What is a fit replacement for something of a legend amongst the commercial and wedding/portraiture crowd? Surely my D300s will go some way to replacing it? Well, not quite; they are indeed quite similar in use, but beyond ergonomics they don’t really share a huge amount. The D300 is a speedy bastard, and requires a bit of massaging of RAW files to get the best out of it, when you do though, it easily matches and then betters the technical output of the Fuji, even if it doesn’t have the immediate loveliness which resulted from Fuji’s processing witchcraft. The D300 takes more effort in post, the Fuji requires you to fiddle about in the camera a little more (I’ll be quite glad to be rid of the stupidity of the Fuji menus for one). Not that that really matters for the majority of my work, which isn’t ridiculously time pressured as per documentary/photojournalism. 

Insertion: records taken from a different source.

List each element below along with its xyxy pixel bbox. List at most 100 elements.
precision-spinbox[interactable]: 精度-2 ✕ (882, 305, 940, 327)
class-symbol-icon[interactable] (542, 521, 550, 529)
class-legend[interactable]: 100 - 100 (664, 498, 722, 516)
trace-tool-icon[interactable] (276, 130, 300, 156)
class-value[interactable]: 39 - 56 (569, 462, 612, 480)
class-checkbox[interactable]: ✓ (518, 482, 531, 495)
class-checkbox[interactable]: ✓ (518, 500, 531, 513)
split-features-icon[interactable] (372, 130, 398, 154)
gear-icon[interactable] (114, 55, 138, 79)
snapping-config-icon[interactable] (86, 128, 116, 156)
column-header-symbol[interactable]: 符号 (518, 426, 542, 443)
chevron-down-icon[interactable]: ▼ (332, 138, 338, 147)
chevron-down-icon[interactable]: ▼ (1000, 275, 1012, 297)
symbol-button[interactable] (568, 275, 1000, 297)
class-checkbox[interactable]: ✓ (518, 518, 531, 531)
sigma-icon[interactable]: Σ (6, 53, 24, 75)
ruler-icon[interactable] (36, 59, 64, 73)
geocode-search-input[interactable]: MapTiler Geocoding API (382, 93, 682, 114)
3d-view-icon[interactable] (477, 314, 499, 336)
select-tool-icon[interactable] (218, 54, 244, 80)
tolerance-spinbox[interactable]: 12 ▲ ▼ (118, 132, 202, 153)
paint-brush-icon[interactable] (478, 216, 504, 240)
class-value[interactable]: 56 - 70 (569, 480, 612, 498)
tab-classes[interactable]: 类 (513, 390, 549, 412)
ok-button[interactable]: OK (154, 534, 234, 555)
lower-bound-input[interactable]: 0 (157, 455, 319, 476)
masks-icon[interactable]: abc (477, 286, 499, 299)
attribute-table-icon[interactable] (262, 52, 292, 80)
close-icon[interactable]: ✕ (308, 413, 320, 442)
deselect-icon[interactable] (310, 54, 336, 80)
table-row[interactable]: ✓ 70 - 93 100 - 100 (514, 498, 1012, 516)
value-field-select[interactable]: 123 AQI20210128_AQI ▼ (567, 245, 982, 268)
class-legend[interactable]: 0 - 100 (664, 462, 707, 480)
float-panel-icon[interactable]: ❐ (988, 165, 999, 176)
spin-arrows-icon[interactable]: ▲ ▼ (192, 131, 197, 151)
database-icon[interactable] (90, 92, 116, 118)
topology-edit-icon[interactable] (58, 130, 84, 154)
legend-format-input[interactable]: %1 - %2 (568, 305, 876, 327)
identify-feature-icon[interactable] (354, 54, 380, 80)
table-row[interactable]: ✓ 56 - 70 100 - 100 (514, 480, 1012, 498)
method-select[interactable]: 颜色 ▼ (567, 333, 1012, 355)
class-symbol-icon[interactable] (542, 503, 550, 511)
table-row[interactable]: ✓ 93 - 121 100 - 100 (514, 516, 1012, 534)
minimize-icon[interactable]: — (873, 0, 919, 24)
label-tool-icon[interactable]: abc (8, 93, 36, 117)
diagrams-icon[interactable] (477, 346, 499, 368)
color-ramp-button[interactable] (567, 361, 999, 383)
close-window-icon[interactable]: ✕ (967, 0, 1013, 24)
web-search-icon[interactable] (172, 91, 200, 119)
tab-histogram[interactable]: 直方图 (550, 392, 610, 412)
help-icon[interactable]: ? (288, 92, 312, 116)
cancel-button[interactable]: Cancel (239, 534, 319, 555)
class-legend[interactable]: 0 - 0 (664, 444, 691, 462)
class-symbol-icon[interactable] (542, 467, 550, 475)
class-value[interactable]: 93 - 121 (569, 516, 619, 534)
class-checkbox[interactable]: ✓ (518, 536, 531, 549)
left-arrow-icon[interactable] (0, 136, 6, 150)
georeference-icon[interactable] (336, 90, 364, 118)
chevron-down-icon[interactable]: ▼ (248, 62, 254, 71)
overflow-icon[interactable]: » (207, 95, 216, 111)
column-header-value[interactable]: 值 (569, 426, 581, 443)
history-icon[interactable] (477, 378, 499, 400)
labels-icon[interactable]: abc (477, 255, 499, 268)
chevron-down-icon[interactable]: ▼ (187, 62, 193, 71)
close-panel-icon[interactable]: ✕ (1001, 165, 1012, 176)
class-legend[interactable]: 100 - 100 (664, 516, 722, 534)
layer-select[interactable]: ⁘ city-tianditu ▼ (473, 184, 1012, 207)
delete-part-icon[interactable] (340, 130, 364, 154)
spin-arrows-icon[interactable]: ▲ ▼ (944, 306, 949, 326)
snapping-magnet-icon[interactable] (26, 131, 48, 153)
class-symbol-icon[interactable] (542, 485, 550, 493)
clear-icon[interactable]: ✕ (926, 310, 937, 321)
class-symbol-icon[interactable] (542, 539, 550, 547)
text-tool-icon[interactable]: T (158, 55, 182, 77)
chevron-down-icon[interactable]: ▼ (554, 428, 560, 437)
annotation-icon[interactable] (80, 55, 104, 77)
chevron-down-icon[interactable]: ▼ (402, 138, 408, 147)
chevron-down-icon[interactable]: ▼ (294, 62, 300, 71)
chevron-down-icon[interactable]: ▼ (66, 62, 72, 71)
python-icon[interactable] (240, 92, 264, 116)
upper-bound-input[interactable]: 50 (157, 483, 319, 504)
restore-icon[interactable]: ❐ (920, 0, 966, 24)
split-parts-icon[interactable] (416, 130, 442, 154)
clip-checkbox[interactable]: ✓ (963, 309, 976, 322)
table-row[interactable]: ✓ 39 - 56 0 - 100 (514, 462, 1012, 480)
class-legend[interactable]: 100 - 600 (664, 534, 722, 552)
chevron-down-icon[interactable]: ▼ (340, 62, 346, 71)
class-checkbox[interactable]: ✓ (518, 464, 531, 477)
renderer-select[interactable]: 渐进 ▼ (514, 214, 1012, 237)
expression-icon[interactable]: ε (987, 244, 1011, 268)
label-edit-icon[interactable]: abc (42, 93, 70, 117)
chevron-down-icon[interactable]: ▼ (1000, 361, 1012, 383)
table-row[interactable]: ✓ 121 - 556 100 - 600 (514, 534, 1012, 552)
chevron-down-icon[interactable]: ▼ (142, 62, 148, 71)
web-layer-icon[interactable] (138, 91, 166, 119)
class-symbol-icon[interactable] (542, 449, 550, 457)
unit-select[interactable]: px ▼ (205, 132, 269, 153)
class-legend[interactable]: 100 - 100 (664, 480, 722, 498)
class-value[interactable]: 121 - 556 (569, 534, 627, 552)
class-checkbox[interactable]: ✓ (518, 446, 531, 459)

With the need for manipulation in the Nikon files in mind, I decided that what I needed was something which consistently put out soft-proof ready files with as little meddling from Photoshop and Lightroom as possible. They didn’t have to be technically spot on, but would be good enough to tide clients over and placate them until the real goodness of the D300’s files and the Leica’s scanned negs arrived in their eager hands. Having asked around, tried about 15 different bodies of all different shapes and sizes I came to a decision.

That decision was an E-P1. It isn’t perfect; it’s a bit on the slow side, isn’t natively M or F-Mount (which matters when you’ve got an investment in glass) and doesn’t have a decent solution for manual focus. It doesn’t matter that it’s slow, as I can cover fast-moving stuff with the Nikon or Leica, and the majority of my work doesn’t involve fast (built for comfort rather than speed you see), nor does the mount issue hold given the availability of a plethora of mount adapters. The manual focus thing still jars, but given the fact that I use my 24mm M-mount on it 90% of the time for paying gigs (and the 17mm it came with for pleasure) I have a huge amount of DoF and just go hyperfocal, which nicely compensates.

Best of all however, the files which come SOOC are spot on for what I need. They’re sufficient to form digital contact sheets before the hard-proof files from the big-boy cameras come out to play. After all, in a backup, as with many things, sufficiency is all that’s needed.